Funny how the threats get ignored, but the second you call out the bullshit, you’re the one in trouble.
WHAT DO YOU DO WITH THAT?
You can’t confront these people head-on. Not really.
But you can’t ignore them either. They feed on silence. They love it.
They’re like Mario Bros. ghosts—only moving when you look away.
So you either keep your eyes glued to them or risk getting steamrolled.
Remember when the local conspiracy nut just sat at the bar, muttering into his beer?
Now he’s running for Congress.
He wears a flag pin and quotes scripture.
He’s got a podcast and a donor base.
He’s not crazy Uncle Joe—he’s Congressman Joe.

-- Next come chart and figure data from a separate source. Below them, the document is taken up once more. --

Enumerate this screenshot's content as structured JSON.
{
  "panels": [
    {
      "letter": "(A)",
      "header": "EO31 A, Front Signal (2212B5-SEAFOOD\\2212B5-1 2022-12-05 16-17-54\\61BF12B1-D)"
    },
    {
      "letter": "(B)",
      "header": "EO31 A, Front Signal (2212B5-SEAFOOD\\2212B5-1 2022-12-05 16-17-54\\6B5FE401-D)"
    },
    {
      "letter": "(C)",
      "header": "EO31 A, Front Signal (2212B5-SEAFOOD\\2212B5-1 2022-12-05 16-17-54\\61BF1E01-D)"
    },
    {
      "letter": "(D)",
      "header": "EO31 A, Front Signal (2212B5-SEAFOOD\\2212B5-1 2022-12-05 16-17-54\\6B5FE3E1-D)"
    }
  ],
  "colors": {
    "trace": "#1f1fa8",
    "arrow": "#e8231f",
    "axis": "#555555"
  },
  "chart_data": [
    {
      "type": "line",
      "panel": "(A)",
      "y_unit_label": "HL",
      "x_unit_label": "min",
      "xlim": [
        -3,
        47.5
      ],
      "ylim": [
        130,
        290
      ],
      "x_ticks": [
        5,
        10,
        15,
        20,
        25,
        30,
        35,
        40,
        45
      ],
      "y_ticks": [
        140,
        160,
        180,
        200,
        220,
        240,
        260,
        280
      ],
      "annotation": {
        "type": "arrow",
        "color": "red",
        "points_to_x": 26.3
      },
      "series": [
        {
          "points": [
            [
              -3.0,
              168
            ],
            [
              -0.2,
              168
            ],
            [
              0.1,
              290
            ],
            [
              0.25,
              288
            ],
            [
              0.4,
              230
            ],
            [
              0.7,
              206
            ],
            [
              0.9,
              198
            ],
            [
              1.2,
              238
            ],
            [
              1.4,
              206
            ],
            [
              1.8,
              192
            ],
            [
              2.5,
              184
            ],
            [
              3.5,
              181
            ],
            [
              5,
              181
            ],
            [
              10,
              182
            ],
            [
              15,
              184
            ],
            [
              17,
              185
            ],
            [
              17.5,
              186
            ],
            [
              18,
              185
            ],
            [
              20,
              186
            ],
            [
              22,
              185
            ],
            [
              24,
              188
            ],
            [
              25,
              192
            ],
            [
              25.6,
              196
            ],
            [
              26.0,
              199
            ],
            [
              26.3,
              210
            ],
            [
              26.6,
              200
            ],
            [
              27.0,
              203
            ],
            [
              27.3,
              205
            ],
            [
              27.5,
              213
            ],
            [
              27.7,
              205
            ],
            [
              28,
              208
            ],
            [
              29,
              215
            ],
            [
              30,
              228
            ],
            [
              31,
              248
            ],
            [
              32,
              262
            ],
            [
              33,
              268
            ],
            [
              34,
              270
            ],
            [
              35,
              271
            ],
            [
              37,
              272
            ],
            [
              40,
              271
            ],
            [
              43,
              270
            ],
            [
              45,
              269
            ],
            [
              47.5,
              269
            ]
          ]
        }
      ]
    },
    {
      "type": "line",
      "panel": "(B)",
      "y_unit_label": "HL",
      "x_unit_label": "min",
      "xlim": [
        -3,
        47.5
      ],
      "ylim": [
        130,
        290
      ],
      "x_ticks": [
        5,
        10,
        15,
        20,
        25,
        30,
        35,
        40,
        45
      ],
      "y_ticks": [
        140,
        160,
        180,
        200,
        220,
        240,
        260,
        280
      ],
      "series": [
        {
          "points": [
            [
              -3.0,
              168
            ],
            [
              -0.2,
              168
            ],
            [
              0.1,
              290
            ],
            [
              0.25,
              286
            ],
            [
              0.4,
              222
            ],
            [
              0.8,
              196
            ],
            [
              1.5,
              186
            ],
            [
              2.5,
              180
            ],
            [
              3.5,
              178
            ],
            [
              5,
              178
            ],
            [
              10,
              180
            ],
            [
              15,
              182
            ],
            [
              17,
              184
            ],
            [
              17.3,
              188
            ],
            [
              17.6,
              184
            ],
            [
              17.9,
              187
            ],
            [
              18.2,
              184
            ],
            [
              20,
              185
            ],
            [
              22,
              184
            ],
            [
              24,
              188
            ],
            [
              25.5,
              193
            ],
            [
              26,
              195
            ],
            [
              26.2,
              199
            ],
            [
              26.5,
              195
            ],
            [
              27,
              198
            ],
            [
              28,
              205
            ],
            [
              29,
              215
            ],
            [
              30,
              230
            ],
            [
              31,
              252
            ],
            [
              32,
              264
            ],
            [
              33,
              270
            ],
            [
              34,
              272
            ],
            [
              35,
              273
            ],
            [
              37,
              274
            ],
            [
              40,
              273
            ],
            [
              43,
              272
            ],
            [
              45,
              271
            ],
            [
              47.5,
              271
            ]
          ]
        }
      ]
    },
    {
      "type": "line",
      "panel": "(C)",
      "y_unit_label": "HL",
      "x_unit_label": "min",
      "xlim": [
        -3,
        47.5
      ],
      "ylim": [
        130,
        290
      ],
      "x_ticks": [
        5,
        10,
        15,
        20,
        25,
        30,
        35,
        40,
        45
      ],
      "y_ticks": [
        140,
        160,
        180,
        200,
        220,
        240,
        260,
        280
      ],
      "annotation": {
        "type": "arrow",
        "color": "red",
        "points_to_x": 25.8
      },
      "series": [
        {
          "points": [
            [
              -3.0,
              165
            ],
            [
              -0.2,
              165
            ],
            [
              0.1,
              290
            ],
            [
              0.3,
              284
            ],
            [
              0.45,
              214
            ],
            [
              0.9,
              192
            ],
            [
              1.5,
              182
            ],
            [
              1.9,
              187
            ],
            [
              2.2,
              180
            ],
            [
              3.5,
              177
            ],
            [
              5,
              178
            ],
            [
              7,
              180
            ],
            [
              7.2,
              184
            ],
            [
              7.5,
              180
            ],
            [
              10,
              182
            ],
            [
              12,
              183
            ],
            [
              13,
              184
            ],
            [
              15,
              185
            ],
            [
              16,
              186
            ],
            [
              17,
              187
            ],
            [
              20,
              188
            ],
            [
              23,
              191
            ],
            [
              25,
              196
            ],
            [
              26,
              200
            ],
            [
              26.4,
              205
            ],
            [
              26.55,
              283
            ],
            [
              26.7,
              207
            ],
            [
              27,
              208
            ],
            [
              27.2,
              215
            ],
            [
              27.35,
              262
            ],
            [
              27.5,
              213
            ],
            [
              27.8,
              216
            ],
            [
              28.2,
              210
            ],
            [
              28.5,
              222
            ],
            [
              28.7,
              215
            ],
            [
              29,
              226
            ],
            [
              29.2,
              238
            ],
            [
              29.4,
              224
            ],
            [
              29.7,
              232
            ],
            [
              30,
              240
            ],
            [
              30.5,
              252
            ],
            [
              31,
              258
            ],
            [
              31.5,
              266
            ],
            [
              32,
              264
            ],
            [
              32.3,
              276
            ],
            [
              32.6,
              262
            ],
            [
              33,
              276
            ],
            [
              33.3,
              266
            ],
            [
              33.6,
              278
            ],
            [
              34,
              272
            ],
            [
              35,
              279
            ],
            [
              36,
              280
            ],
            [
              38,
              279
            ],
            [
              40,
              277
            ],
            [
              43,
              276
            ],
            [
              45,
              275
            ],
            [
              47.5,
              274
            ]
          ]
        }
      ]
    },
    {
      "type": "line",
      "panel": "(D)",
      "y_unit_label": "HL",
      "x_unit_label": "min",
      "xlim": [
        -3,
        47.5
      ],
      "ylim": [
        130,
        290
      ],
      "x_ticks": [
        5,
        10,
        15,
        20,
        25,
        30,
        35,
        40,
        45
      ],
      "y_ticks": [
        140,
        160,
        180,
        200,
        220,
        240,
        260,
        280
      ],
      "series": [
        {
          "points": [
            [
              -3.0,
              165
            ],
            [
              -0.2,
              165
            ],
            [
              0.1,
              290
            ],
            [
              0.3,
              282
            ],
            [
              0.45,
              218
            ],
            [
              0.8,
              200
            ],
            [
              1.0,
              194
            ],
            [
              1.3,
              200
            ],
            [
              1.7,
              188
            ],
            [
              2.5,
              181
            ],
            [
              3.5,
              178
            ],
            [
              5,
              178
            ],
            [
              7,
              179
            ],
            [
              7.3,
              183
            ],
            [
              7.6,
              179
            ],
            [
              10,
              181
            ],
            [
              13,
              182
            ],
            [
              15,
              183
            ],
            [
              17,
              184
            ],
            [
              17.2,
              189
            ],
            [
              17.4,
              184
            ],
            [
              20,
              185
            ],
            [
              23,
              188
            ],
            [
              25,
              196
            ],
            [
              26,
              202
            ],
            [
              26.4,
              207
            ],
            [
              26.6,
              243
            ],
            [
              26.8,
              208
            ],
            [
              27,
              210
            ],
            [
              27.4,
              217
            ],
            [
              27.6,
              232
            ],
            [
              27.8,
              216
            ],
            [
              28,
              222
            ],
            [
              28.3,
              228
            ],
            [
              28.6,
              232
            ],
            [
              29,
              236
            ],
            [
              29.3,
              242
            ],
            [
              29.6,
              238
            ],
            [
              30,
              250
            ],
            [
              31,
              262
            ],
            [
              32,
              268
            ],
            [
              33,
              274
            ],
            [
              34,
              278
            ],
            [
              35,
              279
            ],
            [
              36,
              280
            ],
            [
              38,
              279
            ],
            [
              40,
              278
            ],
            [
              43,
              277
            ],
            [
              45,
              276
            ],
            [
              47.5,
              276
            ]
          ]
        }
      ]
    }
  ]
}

There used to be a line between crazy and normal. That line’s gone. Blown to hell.
THE REAL QUESTION
How do we send them back to the shadows?
How do you de-platform hate when hate is the platform?
I don’t have an answer.
All I know is being polite won’t fix a system built on hate. Civility is a band-aid on a bullet wound.
All I know is the internet was supposed to connect us, but now it just shoves us further apart, feeding us hate and fear like it’s candy.
And somewhere out there, some asshole with bad intentions is scrolling through my photos right now.
So I write.
Because it’s the only way I know to bleed out the poison without turning it inward.
If I don’t, the rage festers. It turns septic. And I refuse to let that shit rot me from the inside out.
And I refuse to stay silent.
But the marketing side of the internet? The part where we’re all supposed to sell ourselves? That’s like tossing a Tide Pod into a septic tank and calling it clean.